Coarse-to-fine Hierarchical Architecture with Sequential Mamba for Brain Reconstruction
Title: CHASMBrain: A Coarse-to-Fine Hierarchical Framework Using Sequential Mamba for Brain Reconstruction
Abstract:
Bridging the gap between deep visual representations and the human visual system remains a pivotal challenge in computational neuroscience. Although contemporary vision models excel at image recognition, it is still unclear how well their internal structures mirror the hierarchical organization of the human visual cortex. To address this, we introduce CHASMBrain, a novel two-stage hierarchical framework designed for encoding images into fMRI data. Inspired by the functional architecture of the visual cortex, our approach utilizes a dual-stream Mamba design that distinctly separates and processes global semantic tokens from local spatial patches.
The framework operates on a coarse-to-fine principle. In the first stage, the model predicts denoised activations at the region-of-interest (ROI) level. The second stage then refines these initial predictions into precise, full voxel-level outputs by employing a Mamba-VAE. We validated our method using the Natural Scenes Dataset (NSD), where it achieved a Pearson correlation of 0.429 and a Mean Squared Error (MSE) of 0.261. These results surpass all tested baselines, including ridge regression and linear probes based on DINOv2.

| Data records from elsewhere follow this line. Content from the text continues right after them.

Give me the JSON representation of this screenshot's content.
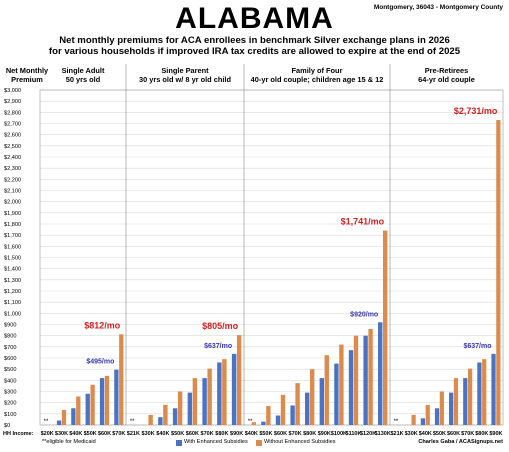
{
  "header": {
    "title": "ALABAMA",
    "location": "Montgomery, 36043 - Montgomery County",
    "subtitle_line1": "Net monthly premiums for ACA enrollees in benchmark Silver exchange plans in 2026",
    "subtitle_line2": "for various households if improved IRA tax credits are allowed to expire at the end of 2025"
  },
  "axis": {
    "ylabel_line1": "Net Monthly",
    "ylabel_line2": "Premium",
    "xlabel": "HH Income:"
  },
  "footer": {
    "note": "**eligible for Medicaid",
    "legend_with": "With Enhanced Subsidies",
    "legend_without": "Without Enhanced Subsidies",
    "credit": "Charles Gaba / ACASignups.net"
  },
  "colors": {
    "with": "#4b73c4",
    "without": "#dd8a4d",
    "with_label": "#3535b0",
    "without_label": "#d42020"
  },
  "chart_data": {
    "type": "bar",
    "ylim": [
      0,
      3000
    ],
    "yticks": [
      0,
      100,
      200,
      300,
      400,
      500,
      600,
      700,
      800,
      900,
      1000,
      1100,
      1200,
      1300,
      1400,
      1500,
      1600,
      1700,
      1800,
      1900,
      2000,
      2100,
      2200,
      2300,
      2400,
      2500,
      2600,
      2700,
      2800,
      2900,
      3000
    ],
    "ytick_labels": [
      "$0",
      "$100",
      "$200",
      "$300",
      "$400",
      "$500",
      "$600",
      "$700",
      "$800",
      "$900",
      "$1,000",
      "$1,100",
      "$1,200",
      "$1,300",
      "$1,400",
      "$1,500",
      "$1,600",
      "$1,700",
      "$1,800",
      "$1,900",
      "$2,000",
      "$2,100",
      "$2,200",
      "$2,300",
      "$2,400",
      "$2,500",
      "$2,600",
      "$2,700",
      "$2,800",
      "$2,900",
      "$3,000"
    ],
    "grid": true,
    "legend_placement": "bottom",
    "series_names": [
      "With Enhanced Subsidies",
      "Without Enhanced Subsidies"
    ],
    "panels": [
      {
        "title_line1": "Single Adult",
        "title_line2": "50 yrs old",
        "categories": [
          "$20K",
          "$30K",
          "$40K",
          "$50K",
          "$60K",
          "$70K"
        ],
        "medicaid": [
          true,
          false,
          false,
          false,
          false,
          false
        ],
        "with": [
          0,
          40,
          150,
          280,
          420,
          495
        ],
        "without": [
          0,
          135,
          255,
          360,
          440,
          812
        ],
        "with_label": "$495/mo",
        "without_label": "$812/mo"
      },
      {
        "title_line1": "Single Parent",
        "title_line2": "30 yrs old w/ 8 yr old child",
        "categories": [
          "$21K",
          "$30K",
          "$40K",
          "$50K",
          "$60K",
          "$70K",
          "$80K",
          "$90K"
        ],
        "medicaid": [
          true,
          false,
          false,
          false,
          false,
          false,
          false,
          false
        ],
        "with": [
          0,
          0,
          70,
          150,
          290,
          420,
          560,
          637
        ],
        "without": [
          0,
          90,
          180,
          300,
          420,
          505,
          590,
          805
        ],
        "with_label": "$637/mo",
        "without_label": "$805/mo"
      },
      {
        "title_line1": "Family of Four",
        "title_line2": "40-yr old couple; children age 15 & 12",
        "categories": [
          "$40K",
          "$50K",
          "$60K",
          "$70K",
          "$80K",
          "$90K",
          "$100K",
          "$110K",
          "$120K",
          "$130K"
        ],
        "medicaid": [
          true,
          false,
          false,
          false,
          false,
          false,
          false,
          false,
          false,
          false
        ],
        "with": [
          0,
          30,
          85,
          175,
          290,
          420,
          550,
          670,
          800,
          920
        ],
        "without": [
          25,
          170,
          270,
          375,
          500,
          625,
          720,
          800,
          860,
          1741
        ],
        "with_label": "$920/mo",
        "without_label": "$1,741/mo"
      },
      {
        "title_line1": "Pre-Retirees",
        "title_line2": "64-yr old couple",
        "categories": [
          "$21K",
          "$30K",
          "$40K",
          "$50K",
          "$60K",
          "$70K",
          "$80K",
          "$90K"
        ],
        "medicaid": [
          true,
          false,
          false,
          false,
          false,
          false,
          false,
          false
        ],
        "with": [
          0,
          0,
          60,
          150,
          290,
          420,
          560,
          637
        ],
        "without": [
          0,
          90,
          180,
          300,
          420,
          505,
          590,
          2731
        ],
        "with_label": "$637/mo",
        "without_label": "$2,731/mo"
      }
    ]
  }
}
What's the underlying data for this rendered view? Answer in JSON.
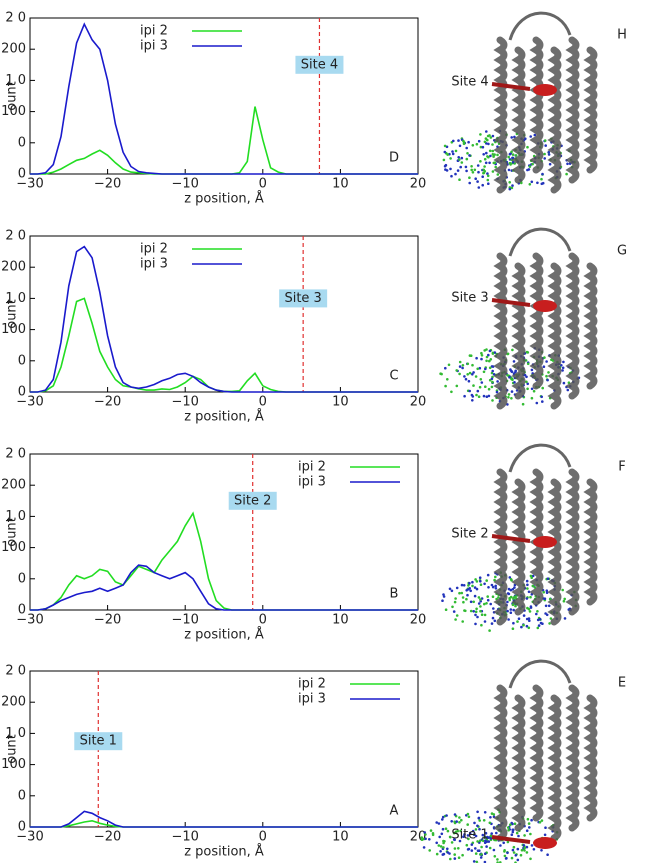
{
  "chart_data": [
    {
      "type": "line",
      "panel_label": "D",
      "site_label": "Site 4",
      "site_x": 7.3,
      "xlabel": "z position, Å",
      "ylabel": "ount",
      "legend": "upper center",
      "xlim": [
        -30,
        20
      ],
      "ylim": [
        0,
        250
      ],
      "xticks": [
        {
          "value": -30,
          "label": "−30"
        },
        {
          "value": -20,
          "label": "−20"
        },
        {
          "value": -10,
          "label": "−10"
        },
        0,
        10,
        20
      ],
      "yticks": [
        0,
        {
          "value": 50,
          "label": "0"
        },
        100,
        {
          "value": 150,
          "label": "1 0"
        },
        200,
        {
          "value": 250,
          "label": "2 0"
        }
      ],
      "x": [
        -30,
        -29,
        -28,
        -27,
        -26,
        -25,
        -24,
        -23,
        -22,
        -21,
        -20,
        -19,
        -18,
        -17,
        -16,
        -15,
        -14,
        -13,
        -12,
        -11,
        -10,
        -9,
        -8,
        -7,
        -6,
        -5,
        -4,
        -3,
        -2,
        -1,
        0,
        1,
        2,
        3,
        4,
        5,
        20
      ],
      "series": [
        {
          "name": "ipi 2",
          "color": "#22dd22",
          "values": [
            0,
            0,
            0,
            3,
            8,
            15,
            22,
            25,
            32,
            38,
            30,
            18,
            8,
            3,
            2,
            1,
            0,
            0,
            0,
            0,
            0,
            0,
            0,
            0,
            0,
            0,
            0,
            2,
            20,
            108,
            55,
            10,
            3,
            0,
            0,
            0,
            0
          ]
        },
        {
          "name": "ipi 3",
          "color": "#1a1acc",
          "values": [
            0,
            0,
            2,
            15,
            60,
            140,
            210,
            240,
            215,
            200,
            150,
            80,
            35,
            12,
            4,
            2,
            1,
            0,
            0,
            0,
            0,
            0,
            0,
            0,
            0,
            0,
            0,
            0,
            0,
            0,
            0,
            0,
            0,
            0,
            0,
            0,
            0
          ]
        }
      ]
    },
    {
      "type": "line",
      "panel_label": "C",
      "site_label": "Site 3",
      "site_x": 5.2,
      "xlabel": "z position, Å",
      "ylabel": "ount",
      "legend": "upper center",
      "xlim": [
        -30,
        20
      ],
      "ylim": [
        0,
        250
      ],
      "xticks": [
        {
          "value": -30,
          "label": "−30"
        },
        {
          "value": -20,
          "label": "−20"
        },
        {
          "value": -10,
          "label": "−10"
        },
        0,
        10,
        20
      ],
      "yticks": [
        0,
        {
          "value": 50,
          "label": "0"
        },
        100,
        {
          "value": 150,
          "label": "1 0"
        },
        200,
        {
          "value": 250,
          "label": "2 0"
        }
      ],
      "x": [
        -30,
        -29,
        -28,
        -27,
        -26,
        -25,
        -24,
        -23,
        -22,
        -21,
        -20,
        -19,
        -18,
        -17,
        -16,
        -15,
        -14,
        -13,
        -12,
        -11,
        -10,
        -9,
        -8,
        -7,
        -6,
        -5,
        -4,
        -3,
        -2,
        -1,
        0,
        1,
        2,
        3,
        4,
        5,
        20
      ],
      "series": [
        {
          "name": "ipi 2",
          "color": "#22dd22",
          "values": [
            0,
            0,
            2,
            10,
            40,
            90,
            145,
            150,
            110,
            65,
            40,
            20,
            10,
            8,
            5,
            3,
            3,
            5,
            4,
            8,
            15,
            25,
            20,
            8,
            3,
            1,
            1,
            2,
            18,
            30,
            10,
            4,
            1,
            0,
            0,
            0,
            0
          ]
        },
        {
          "name": "ipi 3",
          "color": "#1a1acc",
          "values": [
            0,
            0,
            3,
            20,
            80,
            170,
            225,
            233,
            215,
            160,
            90,
            40,
            15,
            8,
            6,
            8,
            12,
            18,
            22,
            28,
            30,
            25,
            15,
            8,
            3,
            1,
            0,
            0,
            0,
            0,
            0,
            0,
            0,
            0,
            0,
            0,
            0
          ]
        }
      ]
    },
    {
      "type": "line",
      "panel_label": "B",
      "site_label": "Site 2",
      "site_x": -1.3,
      "xlabel": "z position, Å",
      "ylabel": "ount",
      "legend": "upper right",
      "xlim": [
        -30,
        20
      ],
      "ylim": [
        0,
        250
      ],
      "xticks": [
        {
          "value": -30,
          "label": "−30"
        },
        {
          "value": -20,
          "label": "−20"
        },
        {
          "value": -10,
          "label": "−10"
        },
        0,
        10,
        20
      ],
      "yticks": [
        0,
        {
          "value": 50,
          "label": "0"
        },
        100,
        {
          "value": 150,
          "label": "1 0"
        },
        200,
        {
          "value": 250,
          "label": "2 0"
        }
      ],
      "x": [
        -30,
        -29,
        -28,
        -27,
        -26,
        -25,
        -24,
        -23,
        -22,
        -21,
        -20,
        -19,
        -18,
        -17,
        -16,
        -15,
        -14,
        -13,
        -12,
        -11,
        -10,
        -9,
        -8,
        -7,
        -6,
        -5,
        -4,
        -3,
        -2,
        -1,
        0,
        1,
        2,
        3,
        4,
        5,
        20
      ],
      "series": [
        {
          "name": "ipi 2",
          "color": "#22dd22",
          "values": [
            0,
            0,
            2,
            8,
            20,
            40,
            55,
            50,
            55,
            65,
            62,
            45,
            40,
            55,
            70,
            65,
            60,
            80,
            95,
            110,
            135,
            155,
            110,
            50,
            15,
            3,
            0,
            0,
            0,
            0,
            0,
            0,
            0,
            0,
            0,
            0,
            0
          ]
        },
        {
          "name": "ipi 3",
          "color": "#1a1acc",
          "values": [
            0,
            0,
            2,
            8,
            15,
            20,
            25,
            28,
            30,
            35,
            30,
            35,
            40,
            60,
            72,
            70,
            60,
            55,
            50,
            55,
            60,
            50,
            30,
            10,
            2,
            0,
            0,
            0,
            0,
            0,
            0,
            0,
            0,
            0,
            0,
            0,
            0
          ]
        }
      ]
    },
    {
      "type": "line",
      "panel_label": "A",
      "site_label": "Site 1",
      "site_x": -21.2,
      "xlabel": "z position, Å",
      "ylabel": "ount",
      "legend": "upper right",
      "xlim": [
        -30,
        20
      ],
      "ylim": [
        0,
        250
      ],
      "xticks": [
        {
          "value": -30,
          "label": "−30"
        },
        {
          "value": -20,
          "label": "−20"
        },
        {
          "value": -10,
          "label": "−10"
        },
        0,
        10,
        20
      ],
      "yticks": [
        0,
        {
          "value": 50,
          "label": "0"
        },
        100,
        {
          "value": 150,
          "label": "1 0"
        },
        200,
        {
          "value": 250,
          "label": "2 0"
        }
      ],
      "x": [
        -30,
        -29,
        -28,
        -27,
        -26,
        -25,
        -24,
        -23,
        -22,
        -21,
        -20,
        -19,
        -18,
        -17,
        -16,
        -15,
        -14,
        -13,
        -12,
        -11,
        -10,
        -9,
        -8,
        -7,
        -6,
        -5,
        -4,
        -3,
        -2,
        -1,
        0,
        1,
        2,
        3,
        4,
        5,
        20
      ],
      "series": [
        {
          "name": "ipi 2",
          "color": "#22dd22",
          "values": [
            0,
            0,
            0,
            0,
            0,
            2,
            5,
            8,
            10,
            6,
            3,
            1,
            0,
            0,
            0,
            0,
            0,
            0,
            0,
            0,
            0,
            0,
            0,
            0,
            0,
            0,
            0,
            0,
            0,
            0,
            0,
            0,
            0,
            0,
            0,
            0,
            0
          ]
        },
        {
          "name": "ipi 3",
          "color": "#1a1acc",
          "values": [
            0,
            0,
            0,
            0,
            0,
            5,
            15,
            25,
            22,
            15,
            10,
            3,
            0,
            0,
            0,
            0,
            0,
            0,
            0,
            0,
            0,
            0,
            0,
            0,
            0,
            0,
            0,
            0,
            0,
            0,
            0,
            0,
            0,
            0,
            0,
            0,
            0
          ]
        }
      ]
    }
  ],
  "structures": [
    {
      "panel_label": "H",
      "site_label": "Site 4"
    },
    {
      "panel_label": "G",
      "site_label": "Site 3"
    },
    {
      "panel_label": "F",
      "site_label": "Site 2"
    },
    {
      "panel_label": "E",
      "site_label": "Site 1"
    }
  ]
}
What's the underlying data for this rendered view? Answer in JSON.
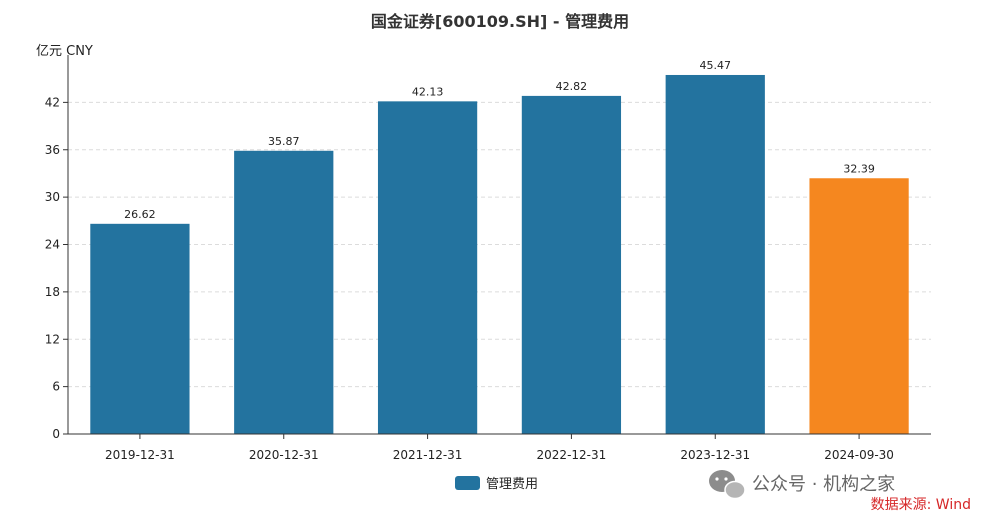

Beyond standard predictive metrics, causal branch-ablation studies uncovered an asymmetric specialization within the model: the patch stream is causally linked to early visual cortex regions (retinotopic areas), whereas the CLS stream provides broader semantic context to higher-order brain regions. This relationship is causal rather than merely correlational. Furthermore, cross-subject transfer tests indicate that the learned backbone generalizes effectively across different individuals with only minimal per-subject adaptation, implying that the model successfully captures a shared, subject-agnostic visual representation.